An exciting new era begins!
Each issue in this monthly series will feature two stories starring all your favorite Star Wars characters!
Between the events of The Last Jedi and The Rise of Skywalker, Poe and Finn have taken Rey to a remote planet to continue her Jedi training.
But they’re surprised to find that the First Order’s reach extends far and wide.
Plus, an all-new tale of the Dark Lord of the Sith himself, Darth Vader!
Published: October 7, 2020
Cover Artist: Francesco Francavilla
The Obstacle Course Part 1
Writer: Michael Moreci
Artist: Ilias Kyriazis
Colourist: Charlie Kirchoff
Letterer: Jake M. Wood
We kick off this new iteration of the IDW Star Wars Adventures title with The Obstacle Course, as writer Michael Moreci and artist Ilias Kyriazis take us to Noaxson, a ‘moon on the Outer Rim’ where we find Finn and Poe, BB-8 and Rey ready to take on an obstacle course. Tying in neatly with the terse exchange between Poe and Rey in The Rise of Skywalker, where Rey is busy training but not joining in the fight against the First Order, the guys along with R2-D2 design a course to test Rey’s Jedi skills. It makes sense, and Finn and Poe skew neatly towards young readers as does Rey and of course BB-8, and as we watch Rey take on the course (and see BB-8 display some impressive climbing skills using his cables) it’s a neat twist as they crash through the unstable ground into an underground cavern where a motley array of underworld types are seated, and none too pleased at their unexpected visitor.

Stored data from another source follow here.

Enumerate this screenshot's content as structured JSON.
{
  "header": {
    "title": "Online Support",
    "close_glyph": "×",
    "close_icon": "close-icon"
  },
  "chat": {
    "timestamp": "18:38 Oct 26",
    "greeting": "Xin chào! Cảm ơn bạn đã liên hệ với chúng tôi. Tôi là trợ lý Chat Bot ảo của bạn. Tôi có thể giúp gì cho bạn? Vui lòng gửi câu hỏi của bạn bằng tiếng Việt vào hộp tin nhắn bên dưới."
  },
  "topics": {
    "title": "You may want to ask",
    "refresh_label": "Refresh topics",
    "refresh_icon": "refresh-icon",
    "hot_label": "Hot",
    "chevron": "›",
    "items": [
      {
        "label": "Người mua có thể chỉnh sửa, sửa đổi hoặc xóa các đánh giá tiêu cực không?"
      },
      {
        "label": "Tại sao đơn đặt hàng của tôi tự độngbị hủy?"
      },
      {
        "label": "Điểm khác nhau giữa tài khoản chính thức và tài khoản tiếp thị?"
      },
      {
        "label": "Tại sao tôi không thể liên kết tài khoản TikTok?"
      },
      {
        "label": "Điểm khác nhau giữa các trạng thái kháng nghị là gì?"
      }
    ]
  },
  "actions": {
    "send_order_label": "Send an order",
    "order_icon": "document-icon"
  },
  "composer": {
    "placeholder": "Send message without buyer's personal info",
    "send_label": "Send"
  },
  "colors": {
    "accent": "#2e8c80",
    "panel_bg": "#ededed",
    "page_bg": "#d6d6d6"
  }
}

Finn gets his Jedi tingle going, his sixth sense that was hinted at but not seen to its conclusion in The Rise of Skywalker, and the two head out to find her, only to be captured by the same pirates (including a male Palliduvan, the same species as Aurra Sing). Meanwhile the pirate boss recognises Rey and BB-8 as being wanted by the First Order and despite trying to talk her way out of it (life on Jakku likely taught her some evasive maneuvers in that regard) a scrap ensues that ends in a cliffhanger that will be resolved next issue.
It’s a fun tale, enjoyable drawn and packed with recognisable aliens (something IDW titles seem to revel in doing, there’s always loads to look at) and sits neatly in that Episode 8 to 9 stretch of time.
Invasion of Echo Base
Writer: Nick Brokenshire
Artist: Nick Brokenshire
Colourist: Nick Brokenshire
Letterer: Jake M. Wood
Our second story, Invasion of Echo Base, is written and drawn by Nick Brokenshire, and takes us around the Outer Rim to the wastes of Hoth during the events of The Empire Strikes Back as Lord Vader lands on the surface, on the hunt for Luke Skywalker and his allies. This is a definite tonal change, from the almost whimsical Sequel trilogy era story we’re right in the thick of it as Vader surges through Echo Base Rogue One style, interspersed with moments we saw in the film. Presenting paralleling moments from Luke and Anakin’s experiences, we see both of them in Bacta tanks, both reaching out to Obi-Wan, Vader on the lava shores of Mustafar and Luke prone on a Hoth icefield (or outside a Norwegian hotel depending on your point of view). As Imperial Snowtroopers bear down on Threepio, Han, Chewie and Leia we even get a nod to the infamous deleted scene of the wampa room, and watch as the Millennium Falcon escapes Echo Base, heading for the skies and an encounter with the Star Destroyer Avenger.
It’s beautifully crafted and drawn, both presenting new ideas and moments while seamlessly folding them into the Empire narrative we know so well. Brokenshire’s artwork has a distinctly British flavour, evocative of 1980’s 2000AD and Marvel UK and given the vintage of Empire this suits the tale perfectly. As a snapshot of a few moments in this, the greatest of all sequels, it’s a sweet spot in a 40th anniversary that isn’t over yet.
IDW really do have a knack for serving all areas of fandom. Kids and whimsical adults will enjoy the Rey tale, while the Hoth based story is crafted in such a way that it works for everyone. Youngsters reading this title who are not yet familiar with the Original Trilogy will surely use this tale as a jumping off point to further explore the Battle of Hoth; if this had been drawn and included in the classic UK monthly run of the early 80’s it wouldn’t look at all out of place (well, apart from the Lambda class shuttle which wouldn’t turn up until 1983 and Return of the Jedi, neatly retconned thanks to the Special Editions).